Looking at Enbridge’s future in the region

While Enbridge continues moving forward with the Joint Review Panel process, which will undoubtedly provide answers to some of the numerous questions people have about the project, I just don’t see how this project moves forward - with or without government approval.

While Enbridge continues moving forward with the Joint Review Panel process, which will undoubtedly provide answers to some of the numerous questions people have about the project, I just don’t see how this project moves forward – with or without government approval.

Yes Stephen Harper and the majority Conservative government are supporters of the project in terms of opening new markets to Canadian energy.

But if the rally on Thursday evening proved anything it is this: People in the northwest, where the project poses the most risk, are not only extremely passionate about stopping this project but there is perhaps nothing in the past several years that has united the people than this proposed pipeline.
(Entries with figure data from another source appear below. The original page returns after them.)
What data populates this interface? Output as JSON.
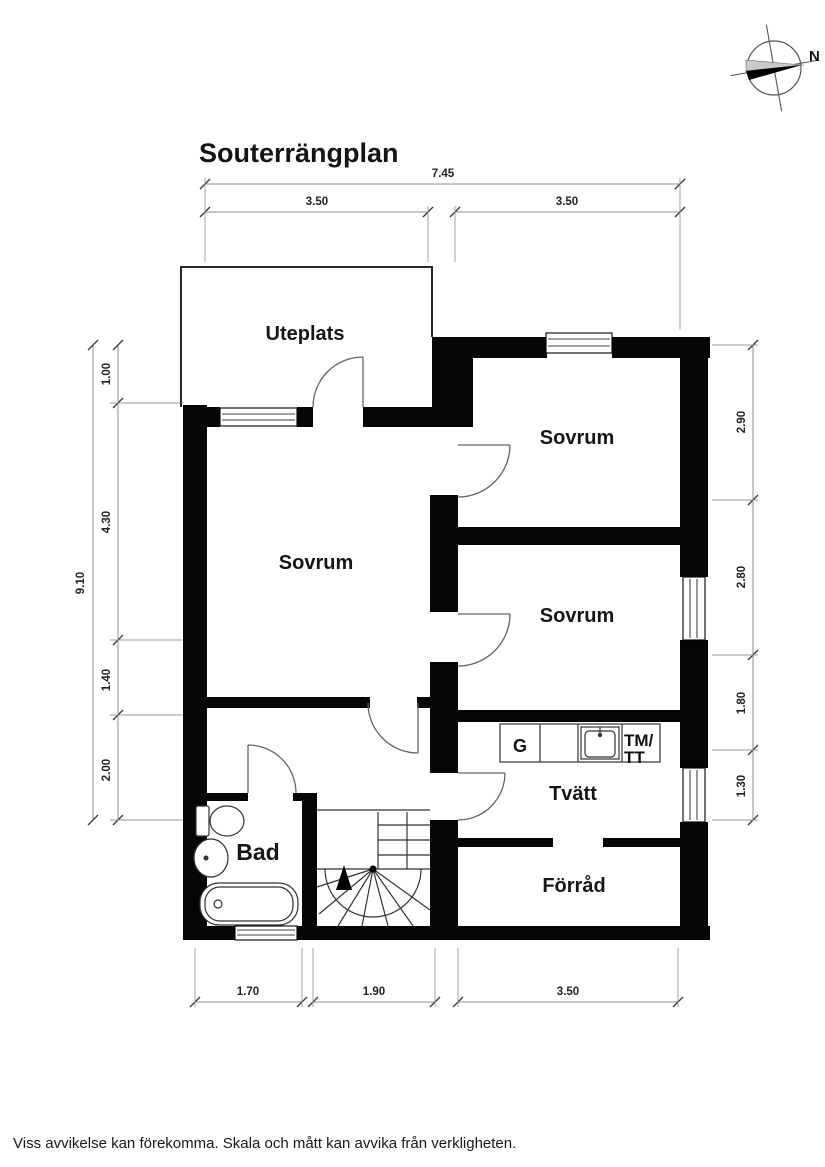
{
  "title": "Souterrängplan",
  "compass": {
    "north_label": "N"
  },
  "rooms": {
    "uteplats": "Uteplats",
    "sovrum_left": "Sovrum",
    "sovrum_top_right": "Sovrum",
    "sovrum_mid_right": "Sovrum",
    "bad": "Bad",
    "tvatt": "Tvätt",
    "forrad": "Förråd"
  },
  "appliances": {
    "cabinet": "G",
    "washer": "TM/",
    "dryer": "TT"
  },
  "dimensions": {
    "top_total": "7.45",
    "top_left": "3.50",
    "top_right": "3.50",
    "left_total": "9.10",
    "left_segments": [
      "1.00",
      "4.30",
      "1.40",
      "2.00"
    ],
    "right_segments": [
      "2.90",
      "2.80",
      "1.80",
      "1.30"
    ],
    "bottom_segments": [
      "1.70",
      "1.90",
      "3.50"
    ]
  },
  "footer": {
    "disclaimer": "Viss avvikelse kan förekomma. Skala och mått kan avvika från verkligheten."
  }
}
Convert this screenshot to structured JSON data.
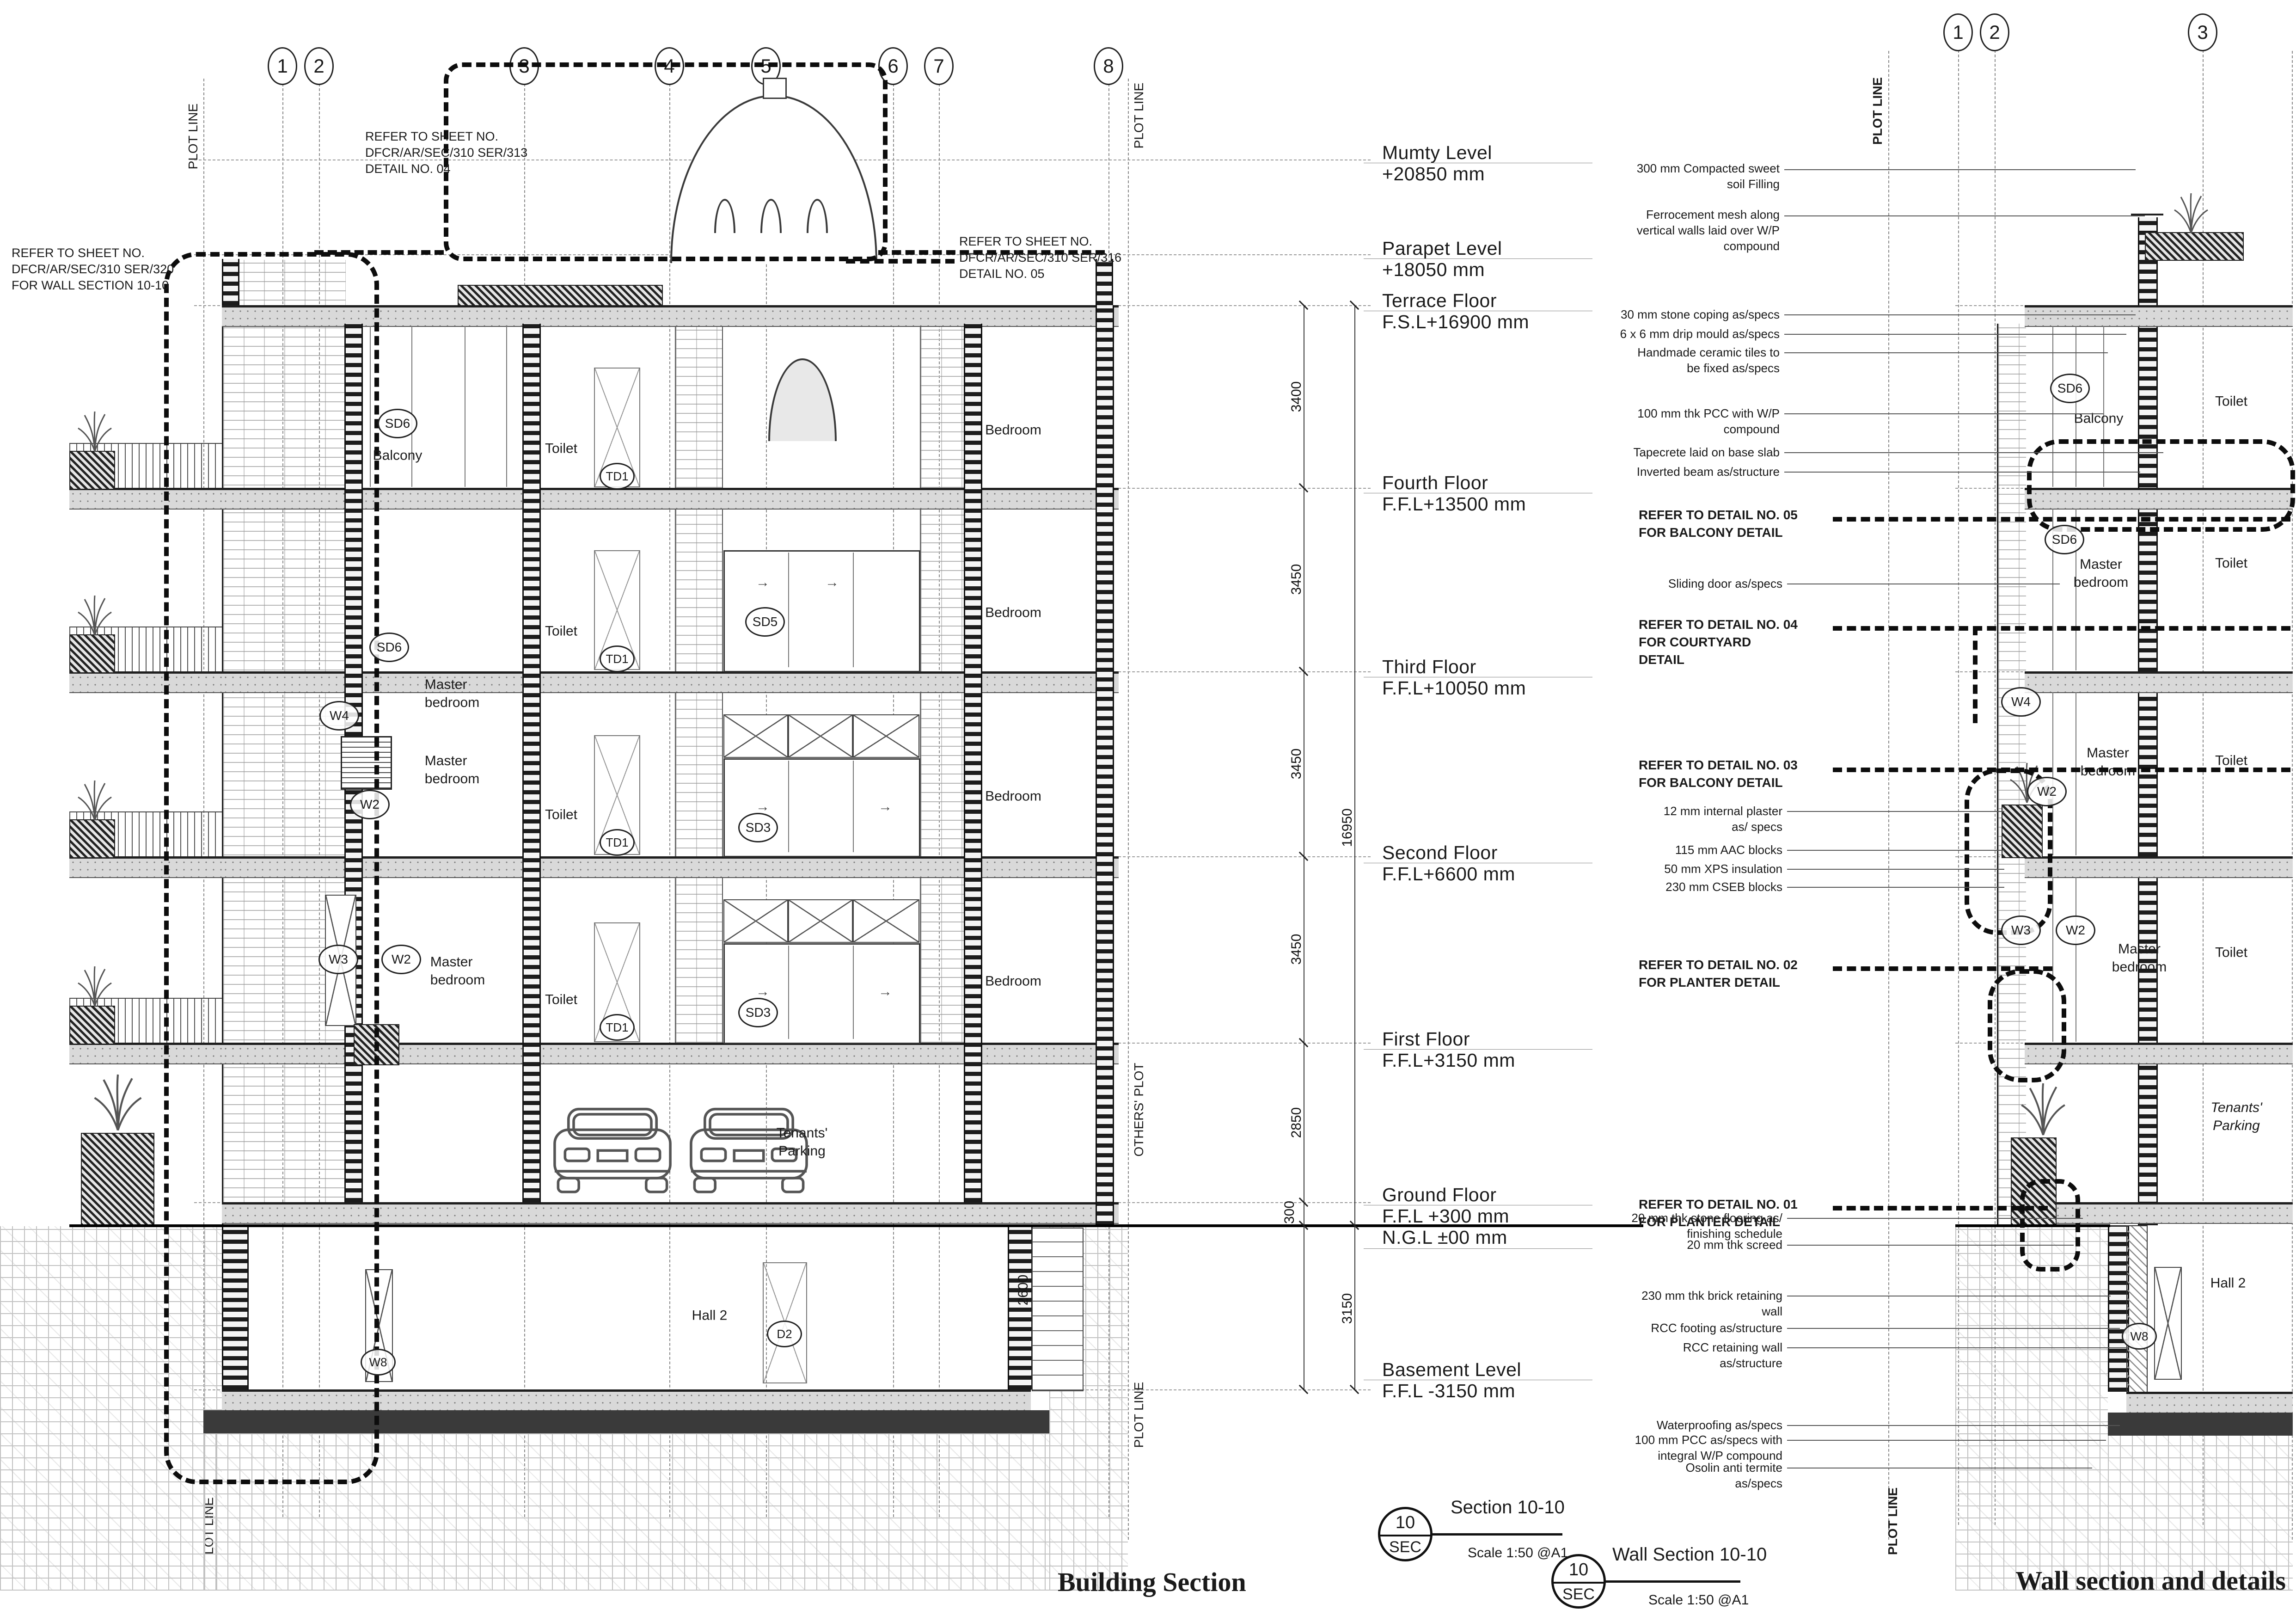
{
  "titles": {
    "left": "Building Section",
    "right": "Wall section and details"
  },
  "markers": [
    {
      "num": "10",
      "sub": "SEC",
      "title": "Section 10-10",
      "scale": "Scale 1:50 @A1"
    },
    {
      "num": "10",
      "sub": "SEC",
      "title": "Wall Section 10-10",
      "scale": "Scale 1:50 @A1"
    }
  ],
  "grids": {
    "left": [
      "1",
      "2",
      "3",
      "4",
      "5",
      "6",
      "7",
      "8"
    ],
    "right": [
      "1",
      "2",
      "3"
    ]
  },
  "levels": [
    {
      "name": "Mumty Level",
      "value": "+20850 mm"
    },
    {
      "name": "Parapet Level",
      "value": "+18050 mm"
    },
    {
      "name": "Terrace Floor",
      "value": "F.S.L+16900 mm"
    },
    {
      "name": "Fourth Floor",
      "value": "F.F.L+13500 mm"
    },
    {
      "name": "Third Floor",
      "value": "F.F.L+10050 mm"
    },
    {
      "name": "Second Floor",
      "value": "F.F.L+6600 mm"
    },
    {
      "name": "First Floor",
      "value": "F.F.L+3150 mm"
    },
    {
      "name": "Ground Floor",
      "value": "F.F.L +300 mm",
      "value2": "N.G.L ±00 mm"
    },
    {
      "name": "Basement Level",
      "value": "F.F.L -3150 mm"
    }
  ],
  "dims": {
    "segments": [
      "3400",
      "3450",
      "3450",
      "3450",
      "2850",
      "300",
      "3150"
    ],
    "overall": "16950",
    "shaft": "2600"
  },
  "refer_notes": {
    "detail04": "REFER TO SHEET NO.\nDFCR/AR/SEC/310 SER/313\nDETAIL NO. 04",
    "wallsec": "REFER TO SHEET NO.\nDFCR/AR/SEC/310 SER/320\nFOR WALL SECTION 10-10",
    "detail05": "REFER TO SHEET NO.\nDFCR/AR/SEC/310 SER/316\nDETAIL NO. 05"
  },
  "wall_annotations_top": [
    "300 mm Compacted sweet\nsoil Filling",
    "Ferrocement mesh along\nvertical walls laid over W/P\ncompound",
    "30 mm stone coping as/specs",
    "6 x 6 mm drip mould as/specs",
    "Handmade ceramic tiles to\nbe fixed as/specs",
    "100 mm thk PCC with W/P\ncompound",
    "Tapecrete laid on base slab",
    "Inverted beam as/structure"
  ],
  "detail_callouts": {
    "d05": "REFER TO DETAIL NO. 05\nFOR BALCONY DETAIL",
    "sliding": "Sliding door as/specs",
    "d04": "REFER TO DETAIL NO. 04\nFOR COURTYARD\nDETAIL",
    "d03": "REFER TO DETAIL NO. 03\nFOR BALCONY DETAIL",
    "plaster": "12 mm internal plaster\nas/ specs",
    "aac": "115 mm AAC blocks",
    "xps": "50 mm XPS insulation",
    "cseb": "230 mm CSEB blocks",
    "d02": "REFER TO DETAIL NO. 02\nFOR PLANTER DETAIL",
    "d01": "REFER TO DETAIL NO. 01\nFOR PLANTER DETAIL"
  },
  "wall_annotations_bottom": [
    "20 mm thk stone flooring as/\nfinishing schedule",
    "20 mm thk screed",
    "230 mm thk brick retaining\nwall",
    "RCC footing as/structure",
    "RCC retaining wall\nas/structure",
    "Waterproofing as/specs",
    "100 mm PCC as/specs with\nintegral W/P compound",
    "Osolin anti termite\nas/specs"
  ],
  "rooms": {
    "balcony": "Balcony",
    "toilet": "Toilet",
    "bedroom": "Bedroom",
    "master": "Master\nbedroom",
    "tenants": "Tenants'\nParking",
    "hall2": "Hall 2"
  },
  "tags": {
    "sd6": "SD6",
    "sd5": "SD5",
    "sd3": "SD3",
    "td1": "TD1",
    "w4": "W4",
    "w3": "W3",
    "w2": "W2",
    "w8": "W8",
    "d2": "D2"
  },
  "boundary": {
    "plot_line": "PLOT LINE",
    "lot_line": "LOT LINE",
    "others_plot": "OTHERS' PLOT"
  }
}
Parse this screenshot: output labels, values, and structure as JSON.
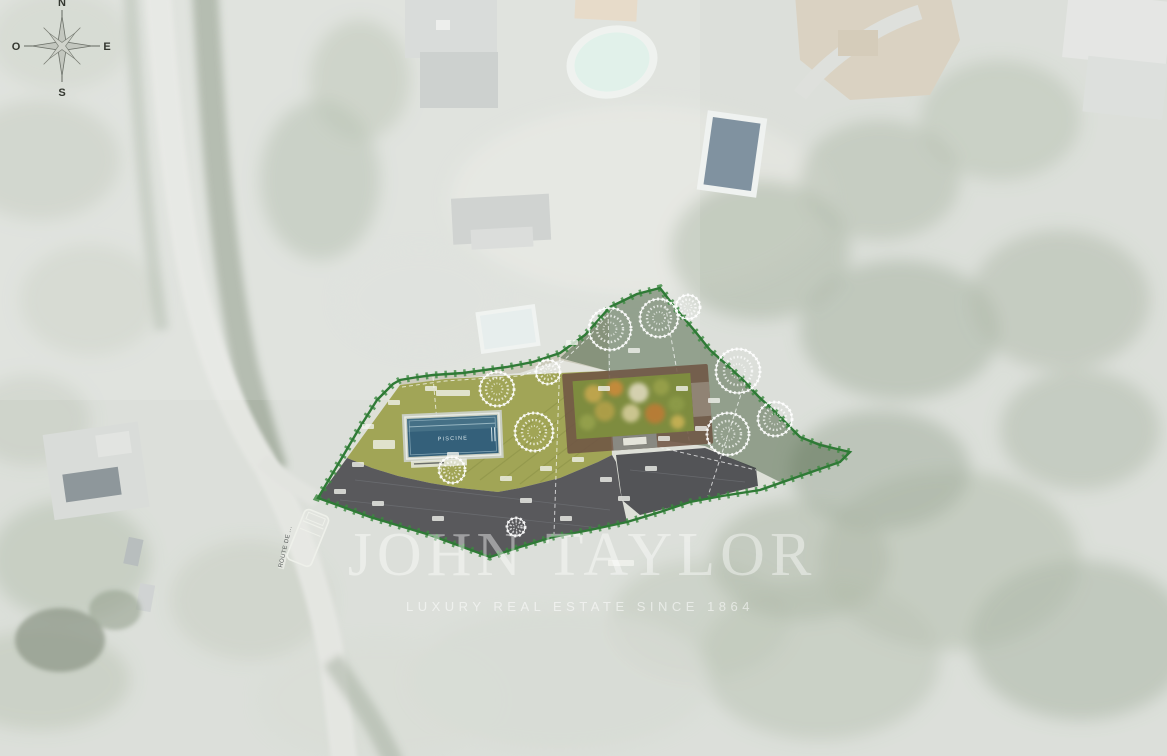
{
  "compass": {
    "n": "N",
    "e": "E",
    "s": "S",
    "o": "O"
  },
  "watermark": {
    "brand": "JOHN TAYLOR",
    "tagline": "LUXURY REAL ESTATE SINCE 1864"
  },
  "plan": {
    "pool_label": "PISCINE"
  },
  "road": {
    "label": "ROUTE DE ..."
  },
  "colors": {
    "boundary_green": "#2f7a36",
    "lawn_green": "#9ba04b",
    "pool_water": "#34607a",
    "driveway_dark": "#45464a",
    "terrace_brown": "#705544",
    "satellite_base": "#cdd2ca",
    "watermark_white": "#ffffff"
  }
}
People chartered busses or drove hundreds of kilometres to participate in the protest, not a small feat given that it took place during the work week, and First Nations from throughout the region banded together to say “we will not let this happen”.  And it would be easier to dismiss the protest as nothing more than environmentalist posturing were it not for the wide variety of people in attendance. Speakers during the event included elementary, high school and college youth, working class people representing a broad spectrum of ages, Hereditary Chiefs, seniors and the elected officials from both the provincial and federal level.

Even if the government grants approval, which is a possibility even in the face of such opposition, don’t expect either residents of the region to just lay down and accept it. In fact, expect the opposition to only increase to make the inevitable no longer viable through the courts or on the ground.

I keep going back to an ad from the 2010 ANT guide quoting different Chiefs indicating they would take whatever means needed to stop the project. The one that really stands out to me is:

“I’m not going to say we’ll be affected because there is no damn way it’s going to happen”.

That quote is attributed to Haida Nation president Guujaaw, who has shown how powerful and effective a united voice and passionate opposition can be when it comes to protecting the land and environment.